M. Dominique Potier, rapporteur. Les auteurs de cet amendement proposent de fixer un rendez-vous, puisqu’un rendez-vous européen n’est pas possible – aucune directive européenne n’est prise, mais, chers collègues, sur ce point, nous ne désespérons pas.

Monsieur le secrétaire d’État, nous insistons beaucoup pour que la navette soit la plus rapide possible. Si vous pouvez vous exprimer à ce propos… Nous souhaitons que le Sénat examine cette loi et qu’elle revienne à l’Assemblée de manière à ce qu’elle puisse entrer en vigueur le plus rapidement possible. Nous proposons aussi que le chantier du décret soit ouvert dès maintenant.

Nous ne pouvons, nous le savons, faire référence aujourd’hui à une directive, dont l’élaboration n’est même pas amorcée, et nous nous réjouissons que Danielle Auroi prenne l’initiative d’une résolution européenne sur la question. En attendant, si nous prévoyons qu’un rapport soit remis dans trois ans aux fins d’évaluation de l’application de la loi, cela jouera le rôle d’une sorte de corde de rappel. En l’absence de directive européenne, un rapport nous permettra, dans trois ans, de mesurer la mise en œuvre du plan de vigilance, d’évaluer sa sanction et les réparations qu’il aura permises de par le monde si la prévention ne s’est pas montrée pas suffisante. Ce rapport permettra donc d’éclairer le législateur futur et d’améliorer la loi, même si nous espérons que, d’ici à cette date, l’Europe aura fait son travail, que nous aurons abaissé les seuils et amélioré la rédaction de ce que nous avons bâti collectivement.

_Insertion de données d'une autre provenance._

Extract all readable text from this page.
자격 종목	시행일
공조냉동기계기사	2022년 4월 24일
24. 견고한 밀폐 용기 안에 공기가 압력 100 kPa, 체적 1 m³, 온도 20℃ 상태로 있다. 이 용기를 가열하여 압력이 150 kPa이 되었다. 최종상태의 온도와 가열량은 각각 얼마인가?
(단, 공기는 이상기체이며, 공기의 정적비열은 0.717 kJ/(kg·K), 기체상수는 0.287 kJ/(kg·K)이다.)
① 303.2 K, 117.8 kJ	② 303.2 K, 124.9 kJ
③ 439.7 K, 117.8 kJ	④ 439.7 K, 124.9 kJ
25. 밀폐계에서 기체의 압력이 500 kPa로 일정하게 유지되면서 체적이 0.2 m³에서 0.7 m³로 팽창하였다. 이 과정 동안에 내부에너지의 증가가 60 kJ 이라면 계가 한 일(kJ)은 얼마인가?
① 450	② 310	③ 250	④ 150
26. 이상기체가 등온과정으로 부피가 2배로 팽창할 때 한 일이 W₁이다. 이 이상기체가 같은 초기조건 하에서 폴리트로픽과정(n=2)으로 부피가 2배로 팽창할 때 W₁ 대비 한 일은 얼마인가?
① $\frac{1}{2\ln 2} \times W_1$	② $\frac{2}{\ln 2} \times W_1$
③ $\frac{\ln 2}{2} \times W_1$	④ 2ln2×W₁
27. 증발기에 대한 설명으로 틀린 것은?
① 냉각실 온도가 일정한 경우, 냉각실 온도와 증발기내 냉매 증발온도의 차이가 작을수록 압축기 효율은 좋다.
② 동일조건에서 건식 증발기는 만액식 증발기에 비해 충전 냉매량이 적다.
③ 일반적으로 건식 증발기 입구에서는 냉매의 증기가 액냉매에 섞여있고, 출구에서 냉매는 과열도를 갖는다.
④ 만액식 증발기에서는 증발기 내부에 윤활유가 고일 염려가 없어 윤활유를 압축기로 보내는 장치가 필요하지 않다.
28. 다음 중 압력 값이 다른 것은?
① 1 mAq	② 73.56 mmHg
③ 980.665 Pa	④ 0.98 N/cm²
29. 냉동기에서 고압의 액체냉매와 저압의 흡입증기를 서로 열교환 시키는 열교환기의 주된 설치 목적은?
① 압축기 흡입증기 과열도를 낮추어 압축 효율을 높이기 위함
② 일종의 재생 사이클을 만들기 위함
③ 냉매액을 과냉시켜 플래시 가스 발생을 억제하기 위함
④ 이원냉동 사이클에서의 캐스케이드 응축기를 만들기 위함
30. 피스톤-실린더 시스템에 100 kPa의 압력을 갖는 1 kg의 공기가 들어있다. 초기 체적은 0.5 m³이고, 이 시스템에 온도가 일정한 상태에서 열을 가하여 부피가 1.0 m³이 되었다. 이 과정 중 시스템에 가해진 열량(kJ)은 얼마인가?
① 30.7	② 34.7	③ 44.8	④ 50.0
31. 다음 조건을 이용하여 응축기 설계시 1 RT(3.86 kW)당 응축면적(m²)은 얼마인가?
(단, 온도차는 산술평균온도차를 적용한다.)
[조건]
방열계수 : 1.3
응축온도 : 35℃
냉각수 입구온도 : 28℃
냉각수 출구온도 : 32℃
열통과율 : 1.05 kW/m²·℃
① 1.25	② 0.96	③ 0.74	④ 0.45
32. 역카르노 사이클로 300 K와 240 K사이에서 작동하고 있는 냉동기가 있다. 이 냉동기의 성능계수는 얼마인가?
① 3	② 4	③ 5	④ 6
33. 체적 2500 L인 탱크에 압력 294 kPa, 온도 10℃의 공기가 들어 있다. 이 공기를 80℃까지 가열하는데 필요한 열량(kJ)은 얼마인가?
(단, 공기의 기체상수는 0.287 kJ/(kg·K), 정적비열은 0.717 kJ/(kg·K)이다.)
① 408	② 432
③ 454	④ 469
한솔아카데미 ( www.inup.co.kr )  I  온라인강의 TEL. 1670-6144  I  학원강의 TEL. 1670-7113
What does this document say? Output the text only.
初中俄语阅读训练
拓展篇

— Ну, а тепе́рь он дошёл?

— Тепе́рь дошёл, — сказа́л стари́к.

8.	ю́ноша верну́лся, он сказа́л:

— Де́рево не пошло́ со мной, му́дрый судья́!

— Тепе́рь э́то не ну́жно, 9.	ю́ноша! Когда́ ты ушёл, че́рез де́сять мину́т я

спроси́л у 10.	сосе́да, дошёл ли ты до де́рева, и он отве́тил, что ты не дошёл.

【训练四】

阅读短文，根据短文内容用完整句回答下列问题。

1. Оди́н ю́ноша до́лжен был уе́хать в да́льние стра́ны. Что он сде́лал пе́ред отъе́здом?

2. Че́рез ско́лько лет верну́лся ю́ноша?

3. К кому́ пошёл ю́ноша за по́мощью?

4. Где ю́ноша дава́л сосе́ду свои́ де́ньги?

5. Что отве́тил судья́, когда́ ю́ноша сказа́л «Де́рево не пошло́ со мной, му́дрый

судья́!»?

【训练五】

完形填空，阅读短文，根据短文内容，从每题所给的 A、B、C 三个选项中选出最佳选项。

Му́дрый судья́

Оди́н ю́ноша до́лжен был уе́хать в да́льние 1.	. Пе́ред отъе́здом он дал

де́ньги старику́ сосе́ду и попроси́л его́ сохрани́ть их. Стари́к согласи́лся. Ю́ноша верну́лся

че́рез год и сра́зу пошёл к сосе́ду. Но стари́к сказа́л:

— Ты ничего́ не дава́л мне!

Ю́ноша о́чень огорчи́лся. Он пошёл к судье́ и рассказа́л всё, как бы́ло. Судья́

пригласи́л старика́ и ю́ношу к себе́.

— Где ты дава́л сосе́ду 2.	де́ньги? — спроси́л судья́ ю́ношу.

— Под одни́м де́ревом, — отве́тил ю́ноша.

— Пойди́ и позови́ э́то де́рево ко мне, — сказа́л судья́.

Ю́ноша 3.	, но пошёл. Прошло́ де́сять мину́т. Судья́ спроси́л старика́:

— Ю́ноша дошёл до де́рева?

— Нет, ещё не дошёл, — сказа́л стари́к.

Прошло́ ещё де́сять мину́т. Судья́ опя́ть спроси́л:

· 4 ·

Par ailleurs, je veux préciser deux ou trois choses qui me paraissent importantes. Je veux le redire très officiellement au Gouvernement que nous sommes extrêmement sensibles à l’engagement du Premier ministre. Le travail que nous avons mené avec le ministre de l’économie et la chancellerie a permis d’aboutir à ce compromis qui, disons-le encore une fois, n’est pas édulcoré : c’est vraiment un pas en avant, audacieux, dans le sens des droits de l’homme, de la protection et de la lutte contre la corruption. Nous sommes extrêmement heureux d’avoir franchi cette étape, nous sommes reconnaissants au Gouvernement de l’avoir permis. Nous savons quel écueil guette maintenant cette proposition de loi : celui d’une navette au rythme incertain. Les rapporteurs et tous ceux qui ont bâti ce projet de loi demandent instamment que la navette soit rapide et puissante.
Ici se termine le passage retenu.